I have changed my winding geometry, with more winding core angle. I found that winding geometry gives me a improved voltage magnification, 3 times larger than original. That's amazing. Maybe I could improve more by increasing unwinding cores.

@toyonline: When using large air gaps (to get good temperature stability, high power, or low intermodulation), winding topology affects Q-factor.

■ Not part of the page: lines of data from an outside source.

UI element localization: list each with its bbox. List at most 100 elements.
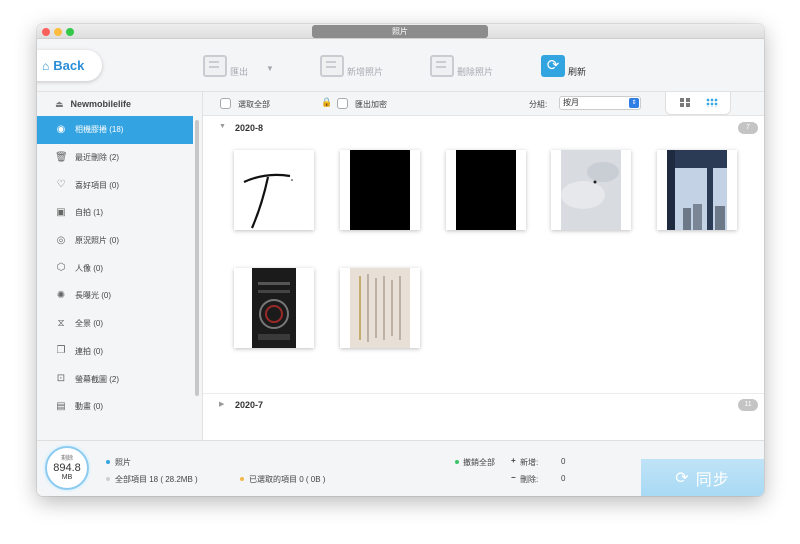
sidebar-item[interactable]: ◎ 原況照片 (0) <box>37 227 202 255</box>
divider <box>203 393 764 394</box>
minus-icon: − <box>511 473 516 482</box>
sidebar-item[interactable]: ✺ 長曝光 (0) <box>37 282 202 310</box>
photo-thumbnail[interactable] <box>657 150 737 230</box>
cloudy-sky-image <box>551 150 631 230</box>
view-toggle <box>665 92 731 115</box>
photo-thumbnail[interactable] <box>446 150 526 230</box>
long-exposure-icon: ✺ <box>56 289 66 301</box>
sidebar-item-label: 動畫 (0) <box>75 402 103 412</box>
app-window: 照片 ⌂ Back 匯出 ▼ 新增照片 刪除照片 ⟳ 刷新 ⏏ Newmobil… <box>37 24 764 496</box>
sidebar-item-label: 相機膠捲 (18) <box>75 125 124 135</box>
deleted-label: 刪除: <box>520 475 539 484</box>
photo-thumbnail[interactable] <box>340 150 420 230</box>
group-header-2020-8[interactable]: ▼ 2020-8 7 <box>203 118 764 138</box>
sidebar-item[interactable]: 🗑 最近刪除 (2) <box>37 144 202 172</box>
add-photo-button[interactable]: 新增照片 <box>320 53 383 78</box>
export-encrypt-checkbox[interactable] <box>337 98 348 109</box>
live-photo-icon: ◎ <box>56 234 66 246</box>
group-header-2020-7[interactable]: ▶ 2020-7 11 <box>203 395 764 415</box>
storage-label: 剩餘 <box>60 456 73 462</box>
refresh-button[interactable]: ⟳ 刷新 <box>541 53 586 78</box>
selected-items-label: 已選取的項目 0 ( 0B ) <box>249 475 326 484</box>
sidebar-item[interactable]: ❐ 連拍 (0) <box>37 338 202 366</box>
delete-photo-label: 刪除照片 <box>457 67 494 77</box>
panorama-icon: ⧖ <box>57 317 65 329</box>
home-icon: ⌂ <box>42 58 50 73</box>
trash-icon: 🗑 <box>55 151 68 163</box>
content-toolbar: 選取全部 🔒 匯出加密 分組: 按月 ⇕ <box>203 92 764 116</box>
selected-dot <box>240 477 244 481</box>
group-by-value: 按月 <box>563 98 579 107</box>
storage-value: 894.8 <box>53 462 81 474</box>
sync-button[interactable]: ⟳ 同步 <box>641 459 764 496</box>
sidebar-item-label: 最近刪除 (2) <box>75 153 119 163</box>
lock-icon: 🔒 <box>321 97 333 107</box>
main-toolbar: ⌂ Back 匯出 ▼ 新增照片 刪除照片 ⟳ 刷新 <box>37 39 764 92</box>
black-image <box>340 150 420 230</box>
sidebar-item-label: 喜好項目 (0) <box>75 180 119 190</box>
device-name: Newmobilelife <box>70 99 132 109</box>
sidebar-item[interactable]: ▤ 動畫 (0) <box>37 393 202 421</box>
category-label: 照片 <box>115 458 131 467</box>
group-title: 2020-8 <box>235 123 264 133</box>
portrait-icon: ⬡ <box>56 262 66 274</box>
undo-all-link[interactable]: 撤銷全部 <box>463 457 495 468</box>
sidebar-scrollbar[interactable] <box>195 120 199 396</box>
status-bar: 剩餘 894.8 MB 照片 全部項目 18 ( 28.2MB ) 已選取的項目… <box>37 440 764 496</box>
photo-thumbnail[interactable] <box>234 150 314 230</box>
minimize-window-button[interactable] <box>54 28 62 36</box>
sidebar-item-label: 自拍 (1) <box>75 208 103 218</box>
buildings-image <box>657 150 737 230</box>
dark-screenshot-image <box>234 268 314 348</box>
storage-gauge: 剩餘 894.8 MB <box>45 446 89 490</box>
delete-photo-button[interactable]: 刪除照片 <box>430 53 493 78</box>
device-row[interactable]: ⏏ Newmobilelife <box>37 92 202 116</box>
plus-icon: + <box>511 456 516 465</box>
back-button[interactable]: ⌂ Back <box>37 50 102 81</box>
group-by-select[interactable]: 按月 ⇕ <box>559 96 641 110</box>
sidebar: ⏏ Newmobilelife ◉ 相機膠捲 (18) 🗑 最近刪除 (2) ♡ 喜好項目… <box>37 92 203 440</box>
sidebar-item-label: 連拍 (0) <box>75 346 103 356</box>
close-window-button[interactable] <box>42 28 50 36</box>
select-all-label: 選取全部 <box>238 100 270 109</box>
sidebar-item[interactable]: ⬡ 人像 (0) <box>37 254 202 282</box>
storage-unit: MB <box>61 474 73 481</box>
photo-thumbnail[interactable] <box>551 150 631 230</box>
large-grid-icon[interactable] <box>680 98 690 107</box>
chevron-down-icon[interactable]: ▼ <box>266 64 274 73</box>
selfie-icon: ▣ <box>56 206 66 218</box>
add-photo-icon <box>320 54 344 77</box>
camera-icon: ◉ <box>56 123 66 135</box>
collapse-triangle-icon[interactable]: ▼ <box>219 123 226 130</box>
album-list: ◉ 相機膠捲 (18) 🗑 最近刪除 (2) ♡ 喜好項目 (0) ▣ 自拍 (1) ◎ 原況照片… <box>37 116 202 421</box>
photo-thumbnail[interactable] <box>340 268 420 348</box>
sidebar-item[interactable]: ◉ 相機膠捲 (18) <box>37 116 193 144</box>
small-grid-icon[interactable] <box>706 98 718 107</box>
black-image <box>446 150 526 230</box>
refresh-label: 刷新 <box>568 67 587 77</box>
sidebar-item[interactable]: ⊡ 螢幕截圖 (2) <box>37 365 202 393</box>
sidebar-item[interactable]: ▣ 自拍 (1) <box>37 199 202 227</box>
zoom-window-button[interactable] <box>66 28 74 36</box>
group-by-label: 分組: <box>529 100 548 109</box>
animated-icon: ▤ <box>56 400 66 412</box>
sidebar-item[interactable]: ⧖ 全景 (0) <box>37 310 202 338</box>
eject-icon[interactable]: ⏏ <box>55 99 64 110</box>
photo-thumbnail[interactable] <box>234 268 314 348</box>
select-all-checkbox[interactable] <box>220 98 231 109</box>
sidebar-item-label: 螢幕截圖 (2) <box>75 374 119 384</box>
screenshot-icon: ⊡ <box>56 373 66 385</box>
export-encrypt-label: 匯出加密 <box>355 100 387 109</box>
sidebar-item-label: 長曝光 (0) <box>75 291 111 301</box>
sync-icon: ⟳ <box>675 470 689 487</box>
burst-icon: ❐ <box>56 345 66 357</box>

An example is copper in the fringe field zone of the air gap.

 

[WimRFP]

Regarding other solutions: frequencies, power, voltage, etc?

 

[toyonline]

The most convenient way to me is to change inductors in order to have a better Q for tuning purpose.

Regarding other solutions: frequencies, power, voltage, etc?

 

[Orson Cart]

it is very hard to get Q higher than 100 unless you use good litz wire and low loss ferrites with suitable gaps, iron powder cores will give losses at moderate to high frequencies which will limit the real Q, run your flux density lower than 40mT peak in your ferrite also when you design your chokes, even better litz wire on air core toroids gives a practical method for high Q.

 

[toyonline]

Thanks for your suggestion.:-D

it is very hard to get Q higher than 100 unless you use good litz wire and low loss ferrites with suitable gaps, iron powder cores will give losses at moderate to high frequencies which will limit the real Q, run your flux density lower than 40mT peak in your ferrite also when you design your chokes, even better litz wire on air core toroids gives a practical method for high Q.